Background

Non-valvular atrial fibrillation (NVAF) is the most prevalent arrhythmia in the elderly and poses substantial morbidity and mortality risks because of an increase in cardiogenic thromboembolic complications [1]. Oral anticoagulant therapy has been shown to be effective in reducing the risk of thromboembolic events in patients of all age groups. While many non-vitamin K antagonist oral anticoagulants (NOACs) have become available, their use for elderly patients is still limited because of a paucity of information regarding their safety profiles in the elderly population [25]. As a result, warfarin is still most frequently used in these patients. Nevertheless, debate continues regarding the optimal intensity of warfarin therapy in elderly Japanese patients with NVAF. While the prothrombin time-international normalized ratio (PT-INR) range of 2.0 – 3.0 is recommended for Caucasians regardless of age and for non-elderly Japanese patients, the range of 1.6 – 2.6 has been recommended for elderly (age ≥ 70 years) Japanese patients [610].

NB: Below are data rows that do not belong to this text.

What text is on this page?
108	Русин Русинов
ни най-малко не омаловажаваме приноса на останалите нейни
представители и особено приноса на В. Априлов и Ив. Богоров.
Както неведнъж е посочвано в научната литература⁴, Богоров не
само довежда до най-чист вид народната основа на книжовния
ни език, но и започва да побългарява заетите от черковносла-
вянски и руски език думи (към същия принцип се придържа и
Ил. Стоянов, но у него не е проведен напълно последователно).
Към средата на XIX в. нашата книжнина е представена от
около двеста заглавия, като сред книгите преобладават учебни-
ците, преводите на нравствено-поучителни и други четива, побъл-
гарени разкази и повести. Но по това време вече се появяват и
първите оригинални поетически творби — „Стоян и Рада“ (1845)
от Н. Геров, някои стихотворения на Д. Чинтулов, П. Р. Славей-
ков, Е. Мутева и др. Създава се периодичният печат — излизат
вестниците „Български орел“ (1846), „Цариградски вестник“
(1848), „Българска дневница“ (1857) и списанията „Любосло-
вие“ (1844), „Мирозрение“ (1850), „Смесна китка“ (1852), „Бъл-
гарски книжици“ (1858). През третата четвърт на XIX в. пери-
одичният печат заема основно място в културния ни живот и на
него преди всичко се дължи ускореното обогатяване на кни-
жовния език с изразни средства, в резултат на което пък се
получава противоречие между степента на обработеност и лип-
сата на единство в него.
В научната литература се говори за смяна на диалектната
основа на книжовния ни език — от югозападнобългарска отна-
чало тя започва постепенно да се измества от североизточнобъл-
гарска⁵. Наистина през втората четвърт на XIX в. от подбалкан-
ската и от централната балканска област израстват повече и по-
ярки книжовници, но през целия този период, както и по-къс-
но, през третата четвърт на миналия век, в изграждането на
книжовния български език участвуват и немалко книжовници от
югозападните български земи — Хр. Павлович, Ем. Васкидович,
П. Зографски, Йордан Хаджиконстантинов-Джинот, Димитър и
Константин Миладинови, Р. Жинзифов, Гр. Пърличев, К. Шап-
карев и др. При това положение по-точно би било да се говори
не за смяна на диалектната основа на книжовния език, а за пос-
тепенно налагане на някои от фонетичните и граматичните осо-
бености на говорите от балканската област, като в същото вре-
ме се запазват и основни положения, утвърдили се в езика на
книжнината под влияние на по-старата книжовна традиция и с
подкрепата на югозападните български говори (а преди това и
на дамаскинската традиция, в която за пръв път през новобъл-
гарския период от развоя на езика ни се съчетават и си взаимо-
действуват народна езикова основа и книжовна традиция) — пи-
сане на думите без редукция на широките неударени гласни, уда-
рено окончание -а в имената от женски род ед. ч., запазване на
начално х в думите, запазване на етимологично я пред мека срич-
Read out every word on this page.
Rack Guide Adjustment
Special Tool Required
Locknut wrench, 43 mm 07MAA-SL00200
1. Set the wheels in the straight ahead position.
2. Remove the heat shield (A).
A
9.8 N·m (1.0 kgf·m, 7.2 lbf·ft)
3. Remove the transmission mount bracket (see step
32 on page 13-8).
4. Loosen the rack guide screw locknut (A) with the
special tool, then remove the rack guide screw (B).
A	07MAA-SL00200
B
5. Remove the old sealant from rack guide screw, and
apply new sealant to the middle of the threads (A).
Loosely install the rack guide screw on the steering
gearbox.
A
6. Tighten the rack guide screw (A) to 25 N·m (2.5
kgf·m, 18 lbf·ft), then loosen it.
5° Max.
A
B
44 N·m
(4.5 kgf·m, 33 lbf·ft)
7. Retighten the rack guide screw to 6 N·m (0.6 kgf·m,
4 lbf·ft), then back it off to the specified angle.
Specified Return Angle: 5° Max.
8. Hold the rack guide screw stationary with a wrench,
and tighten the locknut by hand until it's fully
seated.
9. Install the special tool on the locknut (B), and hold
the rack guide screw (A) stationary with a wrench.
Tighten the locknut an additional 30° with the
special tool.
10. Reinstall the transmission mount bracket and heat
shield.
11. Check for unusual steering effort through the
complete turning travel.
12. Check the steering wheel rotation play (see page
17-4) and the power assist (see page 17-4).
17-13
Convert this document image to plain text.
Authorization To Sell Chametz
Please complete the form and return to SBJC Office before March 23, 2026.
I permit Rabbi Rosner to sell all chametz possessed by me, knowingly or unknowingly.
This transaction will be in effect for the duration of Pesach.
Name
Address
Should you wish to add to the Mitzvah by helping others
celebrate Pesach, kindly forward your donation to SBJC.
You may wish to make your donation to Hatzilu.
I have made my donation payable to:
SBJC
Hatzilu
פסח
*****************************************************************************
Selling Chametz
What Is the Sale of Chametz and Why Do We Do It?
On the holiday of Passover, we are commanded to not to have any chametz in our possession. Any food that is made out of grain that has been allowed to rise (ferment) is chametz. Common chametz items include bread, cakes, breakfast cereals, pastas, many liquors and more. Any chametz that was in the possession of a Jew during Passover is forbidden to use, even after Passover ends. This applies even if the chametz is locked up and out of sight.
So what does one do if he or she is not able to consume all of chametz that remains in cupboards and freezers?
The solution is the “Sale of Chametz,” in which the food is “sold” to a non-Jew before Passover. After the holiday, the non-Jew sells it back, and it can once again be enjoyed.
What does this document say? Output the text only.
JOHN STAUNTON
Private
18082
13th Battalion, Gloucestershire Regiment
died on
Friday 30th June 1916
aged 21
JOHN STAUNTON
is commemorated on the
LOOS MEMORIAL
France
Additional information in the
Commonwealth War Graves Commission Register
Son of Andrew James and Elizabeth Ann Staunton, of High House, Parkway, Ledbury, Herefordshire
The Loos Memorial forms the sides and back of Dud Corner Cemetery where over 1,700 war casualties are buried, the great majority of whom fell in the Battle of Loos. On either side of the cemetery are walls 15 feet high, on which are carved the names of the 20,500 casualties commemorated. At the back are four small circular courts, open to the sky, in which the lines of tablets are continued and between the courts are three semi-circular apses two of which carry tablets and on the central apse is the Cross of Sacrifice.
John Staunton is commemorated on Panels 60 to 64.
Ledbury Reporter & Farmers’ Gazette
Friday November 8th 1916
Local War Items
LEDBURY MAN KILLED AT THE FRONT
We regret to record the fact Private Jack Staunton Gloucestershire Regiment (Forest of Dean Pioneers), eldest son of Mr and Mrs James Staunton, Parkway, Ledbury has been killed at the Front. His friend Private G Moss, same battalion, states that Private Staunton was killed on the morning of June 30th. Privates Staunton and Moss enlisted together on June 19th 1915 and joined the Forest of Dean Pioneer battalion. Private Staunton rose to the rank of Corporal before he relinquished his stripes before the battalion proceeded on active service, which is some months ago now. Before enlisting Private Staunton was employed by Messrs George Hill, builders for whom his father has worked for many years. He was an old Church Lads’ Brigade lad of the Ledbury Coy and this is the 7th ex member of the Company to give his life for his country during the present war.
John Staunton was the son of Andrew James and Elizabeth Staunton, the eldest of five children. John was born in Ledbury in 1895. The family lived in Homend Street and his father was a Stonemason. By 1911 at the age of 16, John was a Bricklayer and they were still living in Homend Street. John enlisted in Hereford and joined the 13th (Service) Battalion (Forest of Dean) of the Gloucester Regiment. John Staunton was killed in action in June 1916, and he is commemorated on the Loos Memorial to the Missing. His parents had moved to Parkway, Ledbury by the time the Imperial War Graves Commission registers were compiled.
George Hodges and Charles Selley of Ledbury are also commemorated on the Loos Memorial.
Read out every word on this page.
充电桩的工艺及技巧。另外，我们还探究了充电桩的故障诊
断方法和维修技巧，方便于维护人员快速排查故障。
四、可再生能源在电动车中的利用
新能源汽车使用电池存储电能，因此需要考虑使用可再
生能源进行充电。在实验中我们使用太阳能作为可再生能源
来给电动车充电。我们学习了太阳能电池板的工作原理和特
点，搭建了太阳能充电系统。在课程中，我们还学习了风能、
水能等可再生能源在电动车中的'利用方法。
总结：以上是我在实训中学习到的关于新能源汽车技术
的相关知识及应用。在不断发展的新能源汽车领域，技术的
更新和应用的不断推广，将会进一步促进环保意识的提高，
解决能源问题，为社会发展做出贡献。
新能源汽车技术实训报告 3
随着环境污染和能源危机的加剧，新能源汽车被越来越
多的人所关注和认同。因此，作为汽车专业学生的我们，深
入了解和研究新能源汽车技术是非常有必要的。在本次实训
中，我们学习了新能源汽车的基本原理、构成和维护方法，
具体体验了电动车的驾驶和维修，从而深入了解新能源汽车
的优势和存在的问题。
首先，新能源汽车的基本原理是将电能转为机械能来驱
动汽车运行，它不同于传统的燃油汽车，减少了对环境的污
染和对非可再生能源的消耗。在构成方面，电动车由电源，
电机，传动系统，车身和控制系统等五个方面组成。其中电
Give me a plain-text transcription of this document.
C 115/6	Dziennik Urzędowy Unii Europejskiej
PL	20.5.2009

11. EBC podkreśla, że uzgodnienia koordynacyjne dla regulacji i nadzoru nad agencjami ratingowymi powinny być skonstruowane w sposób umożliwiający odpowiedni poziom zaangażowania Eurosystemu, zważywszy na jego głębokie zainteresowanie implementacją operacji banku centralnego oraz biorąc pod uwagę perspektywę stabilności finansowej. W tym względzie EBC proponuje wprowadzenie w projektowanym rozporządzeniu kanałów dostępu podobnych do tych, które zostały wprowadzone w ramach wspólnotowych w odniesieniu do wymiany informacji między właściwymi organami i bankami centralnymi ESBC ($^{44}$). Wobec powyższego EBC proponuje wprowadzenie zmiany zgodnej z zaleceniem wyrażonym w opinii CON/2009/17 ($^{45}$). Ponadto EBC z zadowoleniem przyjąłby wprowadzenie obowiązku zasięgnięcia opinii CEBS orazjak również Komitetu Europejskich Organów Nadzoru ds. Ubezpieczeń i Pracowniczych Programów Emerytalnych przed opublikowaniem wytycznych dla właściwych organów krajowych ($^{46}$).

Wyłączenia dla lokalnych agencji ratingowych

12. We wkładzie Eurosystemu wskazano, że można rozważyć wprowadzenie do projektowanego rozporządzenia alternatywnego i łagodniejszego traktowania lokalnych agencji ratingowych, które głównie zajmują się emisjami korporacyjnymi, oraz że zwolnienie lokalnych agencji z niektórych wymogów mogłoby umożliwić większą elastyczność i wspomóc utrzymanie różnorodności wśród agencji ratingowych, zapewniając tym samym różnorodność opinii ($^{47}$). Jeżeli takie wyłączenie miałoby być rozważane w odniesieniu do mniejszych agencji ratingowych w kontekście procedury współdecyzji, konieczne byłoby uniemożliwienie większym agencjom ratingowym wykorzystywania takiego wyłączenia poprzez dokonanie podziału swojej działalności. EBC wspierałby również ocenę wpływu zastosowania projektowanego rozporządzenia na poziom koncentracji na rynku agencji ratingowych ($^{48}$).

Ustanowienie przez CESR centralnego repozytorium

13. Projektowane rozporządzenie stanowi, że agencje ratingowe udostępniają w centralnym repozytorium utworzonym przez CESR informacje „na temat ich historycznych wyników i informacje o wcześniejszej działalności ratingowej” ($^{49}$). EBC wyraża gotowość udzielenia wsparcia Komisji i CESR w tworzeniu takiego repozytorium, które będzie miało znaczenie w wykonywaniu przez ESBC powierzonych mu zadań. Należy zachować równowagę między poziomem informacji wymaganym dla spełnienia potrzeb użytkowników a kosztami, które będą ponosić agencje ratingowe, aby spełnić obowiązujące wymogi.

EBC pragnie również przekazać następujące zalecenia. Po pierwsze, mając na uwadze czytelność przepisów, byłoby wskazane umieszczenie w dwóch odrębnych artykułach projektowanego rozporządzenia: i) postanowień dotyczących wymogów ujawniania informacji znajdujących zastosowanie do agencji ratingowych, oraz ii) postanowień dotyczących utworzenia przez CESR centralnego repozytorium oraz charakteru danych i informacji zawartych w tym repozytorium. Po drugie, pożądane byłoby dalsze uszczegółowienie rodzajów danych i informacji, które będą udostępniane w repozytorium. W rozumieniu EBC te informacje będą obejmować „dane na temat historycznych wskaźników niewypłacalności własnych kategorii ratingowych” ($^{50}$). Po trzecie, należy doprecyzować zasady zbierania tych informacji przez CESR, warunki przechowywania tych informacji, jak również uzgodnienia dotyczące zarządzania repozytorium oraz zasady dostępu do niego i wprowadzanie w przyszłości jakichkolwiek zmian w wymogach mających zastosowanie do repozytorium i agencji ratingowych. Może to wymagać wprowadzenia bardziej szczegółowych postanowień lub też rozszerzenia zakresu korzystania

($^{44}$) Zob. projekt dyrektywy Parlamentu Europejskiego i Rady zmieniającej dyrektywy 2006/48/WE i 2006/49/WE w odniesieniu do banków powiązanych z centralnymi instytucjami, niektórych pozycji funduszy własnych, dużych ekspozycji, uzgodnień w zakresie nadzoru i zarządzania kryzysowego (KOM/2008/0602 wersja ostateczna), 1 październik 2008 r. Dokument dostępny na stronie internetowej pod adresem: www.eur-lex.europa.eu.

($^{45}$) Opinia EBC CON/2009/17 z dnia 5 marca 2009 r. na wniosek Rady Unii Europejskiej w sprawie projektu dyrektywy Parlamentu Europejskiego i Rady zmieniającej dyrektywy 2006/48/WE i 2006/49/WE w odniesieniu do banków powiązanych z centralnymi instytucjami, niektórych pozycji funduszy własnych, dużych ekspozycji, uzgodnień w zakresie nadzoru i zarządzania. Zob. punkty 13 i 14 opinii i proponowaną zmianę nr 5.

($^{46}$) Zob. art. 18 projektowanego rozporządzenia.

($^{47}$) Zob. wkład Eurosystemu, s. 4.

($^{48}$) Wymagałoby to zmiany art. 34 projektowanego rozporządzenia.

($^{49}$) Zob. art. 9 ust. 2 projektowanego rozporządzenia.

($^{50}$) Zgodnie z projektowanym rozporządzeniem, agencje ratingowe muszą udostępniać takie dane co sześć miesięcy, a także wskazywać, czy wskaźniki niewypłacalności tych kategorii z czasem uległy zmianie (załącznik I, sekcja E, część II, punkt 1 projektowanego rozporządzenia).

One of the reasons for recommending a lower PT-INR range (1.6 – 2.6) for elderly Japanese patients is that an observational study on approximately 200 Japanese NVAF patients of all ages for the secondary prevention of stroke demonstrated an increased risk of major bleeding for PT-INR ≥ 2.60 [11]. Unfortunately, the study estimated the risk of major bleeding for PT-INR ≥ 2.60 as a whole, and it remains unclear if PT-INR 2.6 – 3.0 would be associated with an increased risk compared to PT-INR 1.6 – 2.6. Recent large cohort studies conducted in Japanese patients with NVAF confirmed that PT-INR 2.0 – 3.0 should be considered the target range for non-elderly Japanese patients, considering the balance between risk of bleeding and anti-thrombotic efficacy [12]. However, there is a relative lack of information regarding the bleeding risk at PT-INR 2.6 – 3.0 in elderly Japanese patients receiving warfarin [13, 14].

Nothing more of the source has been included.